Are We Really No Longer a Christian Nation?

Are We Really No Longer a Christian Nation?

In June 2006, President Obama made a speech in which he said, “Whatever we once were, we are no longer a Christian nation – at least, not just. We are also a Jewish nation, a Muslim nation, a Buddhist nation, and a Hindu nation, and a nation of nonbelievers.” This statement was followed up in his inaugural address when he said, “”For we know that our patchwork heritage is a strength, not a weakness. We are a nation of Christians and Muslims, Jews and Hindus — and nonbelievers…” Then, in April of this year, President Obama stated at a press conference in Turkey that Americans “do not consider ourselves a Christian nation, or a Muslim nation, but rather, a nation of citizens who are bound by a set of values.”

There has been a great deal of controversy surrounding these statements. As we examine his words, there are two ways to evaluate what he said. On the one hand, Obama is recognizing the increasing numbers and influence of people who do not claim the Christian faith.

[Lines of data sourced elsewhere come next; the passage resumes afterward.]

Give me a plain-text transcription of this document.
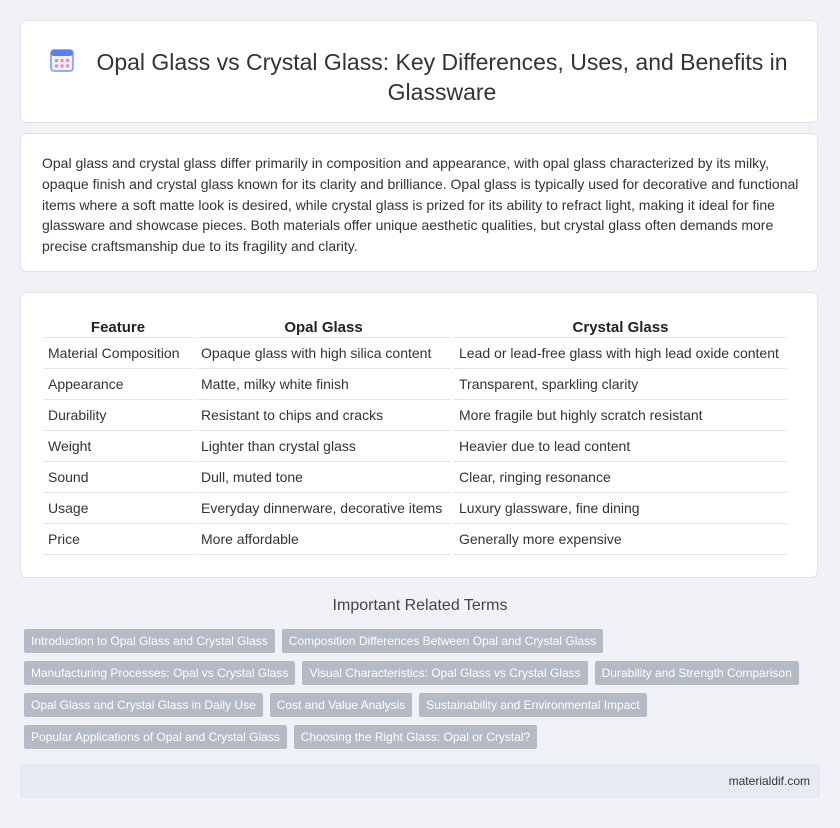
Opal Glass vs Crystal Glass: Key Differences, Uses, and Benefits in Glassware

Opal glass and crystal glass differ primarily in composition and appearance, with opal glass characterized by its milky, opaque finish and crystal glass known for its clarity and brilliance. Opal glass is typically used for decorative and functional items where a soft matte look is desired, while crystal glass is prized for its ability to refract light, making it ideal for fine glassware and showcase pieces. Both materials offer unique aesthetic qualities, but crystal glass often demands more precise craftsmanship due to its fragility and clarity.

Feature	Opal Glass	Crystal Glass
Material Composition	Opaque glass with high silica content	Lead or lead-free glass with high lead oxide content
Appearance	Matte, milky white finish	Transparent, sparkling clarity
Durability	Resistant to chips and cracks	More fragile but highly scratch resistant
Weight	Lighter than crystal glass	Heavier due to lead content
Sound	Dull, muted tone	Clear, ringing resonance
Usage	Everyday dinnerware, decorative items	Luxury glassware, fine dining
Price	More affordable	Generally more expensive
Important Related Terms
Introduction to Opal Glass and Crystal Glass	Composition Differences Between Opal and Crystal Glass
Manufacturing Processes: Opal vs Crystal Glass	Visual Characteristics: Opal Glass vs Crystal Glass	Durability and Strength Comparison
Opal Glass and Crystal Glass in Daily Use	Cost and Value Analysis	Sustainability and Environmental Impact
Popular Applications of Opal and Crystal Glass	Choosing the Right Glass: Opal or Crystal?
materialdif.com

On the other hand we see a denigrating of the very founding principles of the American nation. Let’s break this down a little bit.

First of all, we need to recognize that America is not a Theocracy – never has been. One of the basic principles of the founding of this nation was that we would not have a state church. Freedom of religion has been one of the foundational principles in America since its founding. No one wants any church hierarchy to dominate the American scene. Americans are free, and have always been free, to choose their own beliefs and to follow them. In that sense, Obama is correct.

From another perspective, though, it can be said that we are a Christian nation. That is, the concepts which underlie our culture and our laws are unquestionably Christian. The very concept of a nation under the rule of law, of private ownership of property, of individual freedom, of man as a fallen creature, of impartial justice and many others are directly attributable to a Christian worldview. In that sense, we are a Christian nation.

Ultimately, we must come to a place where we acknowledge that the foundation of any and every society is based on some set of beliefs. Our nation was founded on a set of principles which specifically reflected Christian beliefs. What we see today is a move to shift the foundation to a different set of worldview beliefs. Those who want to generate this change try to make the case that we need a set of foundational beliefs which are not religious because we are no longer a religious people as we used to be. What is being left out of the conversation is that the foundation that they want to shift to is also religious in nature – that is, it is based on a set of faith assumptions that there is no transcendent God who has revealed himself and his ways. As such, according to those who want change, we are obliged to make our own rules based on principles the are convenient for us.

The things that make America a Christian (or not a Christian) nation are not based on the number of people who claim to be Christians. It is established on whether or not the principles of the society operate from a Christian or some other worldview.

Up until now, we have pretty much been a Christian nation based on the fact that our foundational principles have been Christian principles. But that seems to be changing. Rather than a society based on the rule of law, we are moving toward a society based on the rule of those in power. Rather than the private ownership of property, we are moving toward state ownership. Rather than individual freedom, we are moving toward the primacy of the collective. Rather than understanding man as a fallen creature, we are moving toward a belief that man is essentially good. Rather than impartial justice, we are moving toward social justice based on perceived inequities from history.

It is hard to say, at this point, exactly how far down the road we have come. But it can definitely be argued that we are moving away from our foundation as a Christian nation. As Christians, we really ought to be pushing back against this drift. But our push can’t simply be in the political arena. We cannot neglect politics, but the core of the problem is in the hearts and minds of the individuals in society. The only way the real problem will ever be solved is for Christians to be faithful in sharing the gospel of Christ with the increasingly non-Christian society that is America. It is not too late. Revival can still come to America and turn things around. But it will not happen without the intentional and energetic effort of those who name the name of Christ.